While we’re not talking about lost worlds like Atlantis or El Dorado, the discovery of gigantic structures beneath the Pacific Ocean has left scientists as baffled as if they had stumbled upon those mythical lands. A team of geophysicists from the Swiss Federal Institute of Technology in Zurich and the California Institute of Technology uncovered mysterious rock formations about 1,000 kilometers deep under the Pacific waters—rocks that simply shouldn’t exist there. The finding challenges current understanding of Earth’s structure.

So, what did the scientists learn? The Earth is composed of three layers: the crust, the mantle, and the core (both inner and outer). A long-standing challenge for researchers is that no one can peer inside the Earth, nor can anyone drill deep enough to collect rock samples from the mantle. Instead, scientists study the speed of seismic waves—vibrations caused by earthquakes and explosions—as they travel through the planet’s interior. Seismographic stations record these waves, and based on those recordings, experts can draw conclusions about the structure and composition of our planet, as reported by the Daily Mail. “It’s very similar to how doctors use ultrasound to create images of organs, muscles, or veins inside the body without opening it up,” the team wrote.

The Earth’s lithosphere—the rocky outer shell that includes the crust and upper mantle—is made of about 15 tectonic plates. Seismic activity can be detected along the boundaries of these plates, where they grind against each other. However, in the distant past, large plates disappeared into the Earth’s mantle through a process called subduction, where one plate slides beneath another and eventually vanishes into the planet’s depths. Previously, seismologists had no trouble pinpointing the locations of underwater tectonic plates throughout the mantle because those plates sat beneath subduction zones. But now, scientists have discovered structures resembling sunken tectonic plates in areas where no subduction has occurred.

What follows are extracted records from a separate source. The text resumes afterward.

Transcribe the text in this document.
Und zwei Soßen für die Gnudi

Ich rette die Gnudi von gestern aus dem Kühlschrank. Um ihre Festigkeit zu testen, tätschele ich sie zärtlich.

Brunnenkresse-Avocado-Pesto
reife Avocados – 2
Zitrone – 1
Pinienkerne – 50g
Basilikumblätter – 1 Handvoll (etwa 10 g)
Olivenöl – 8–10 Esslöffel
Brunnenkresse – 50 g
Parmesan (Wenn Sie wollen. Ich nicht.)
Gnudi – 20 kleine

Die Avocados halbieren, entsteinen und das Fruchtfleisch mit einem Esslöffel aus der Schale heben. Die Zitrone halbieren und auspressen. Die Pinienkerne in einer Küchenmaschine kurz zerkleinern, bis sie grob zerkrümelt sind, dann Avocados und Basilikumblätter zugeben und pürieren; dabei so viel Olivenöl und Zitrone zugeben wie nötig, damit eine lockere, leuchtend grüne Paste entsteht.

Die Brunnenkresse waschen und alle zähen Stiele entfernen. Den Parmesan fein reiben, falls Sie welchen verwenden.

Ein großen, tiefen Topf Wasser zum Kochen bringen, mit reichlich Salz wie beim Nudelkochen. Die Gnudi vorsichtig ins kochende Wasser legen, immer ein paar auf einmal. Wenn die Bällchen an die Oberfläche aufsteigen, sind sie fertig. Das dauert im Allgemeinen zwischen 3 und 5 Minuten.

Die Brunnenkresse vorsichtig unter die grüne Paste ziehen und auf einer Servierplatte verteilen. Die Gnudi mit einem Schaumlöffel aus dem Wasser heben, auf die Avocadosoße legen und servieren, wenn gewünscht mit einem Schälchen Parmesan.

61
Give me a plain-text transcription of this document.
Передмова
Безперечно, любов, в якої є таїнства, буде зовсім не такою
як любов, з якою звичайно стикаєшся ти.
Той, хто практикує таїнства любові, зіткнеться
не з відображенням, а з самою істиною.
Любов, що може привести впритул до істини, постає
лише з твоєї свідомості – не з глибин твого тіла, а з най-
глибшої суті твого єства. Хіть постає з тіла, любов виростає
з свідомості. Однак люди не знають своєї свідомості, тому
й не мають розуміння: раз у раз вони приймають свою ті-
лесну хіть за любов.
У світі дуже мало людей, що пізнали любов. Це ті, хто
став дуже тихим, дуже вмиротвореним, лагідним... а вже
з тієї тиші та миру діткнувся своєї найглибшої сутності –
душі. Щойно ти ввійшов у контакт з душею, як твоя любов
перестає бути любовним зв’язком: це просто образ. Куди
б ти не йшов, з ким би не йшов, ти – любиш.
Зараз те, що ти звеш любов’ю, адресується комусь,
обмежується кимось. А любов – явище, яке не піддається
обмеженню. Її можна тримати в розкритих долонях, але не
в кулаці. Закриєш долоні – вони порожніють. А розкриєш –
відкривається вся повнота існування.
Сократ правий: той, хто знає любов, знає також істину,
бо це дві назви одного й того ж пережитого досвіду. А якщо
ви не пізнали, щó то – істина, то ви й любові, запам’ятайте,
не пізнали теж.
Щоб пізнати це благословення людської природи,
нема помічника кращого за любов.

In this new study, the researchers employed a method known as full-waveform inversion. This technique allowed them to create a three-dimensional model of the planet using a vast amount of seismic-wave data. A supercomputer supplied the computational power they needed. But how can we explain the presence of these strange structures in unexpected locations? The Pacific is a single large tectonic plate, and under it there shouldn’t be subducted material. That suggests these structures did not arrive via subduction. But what exactly are they, and what do they mean for the Earth’s internal dynamics? That remains a mystery.

“It’s like a doctor who has been studying blood circulation with ultrasound for decades and finds arteries exactly where expected. Then, if you give him a new, state-of-the-art tool for examination, he suddenly sees an artery in the thigh that really shouldn’t be there. That’s the impression we have from this discovery,” said Professor Andreas Fichtner, a co-author of the study. The team proposed several hypotheses for their origin. They could be ancient, silica-rich material preserved since the mantle formed around four billion years ago. An alternative possibility is that they are zones where iron-rich rocks accumulated due to mantle movement over billions of years. The results of the study were published in the journal Scientific Reports.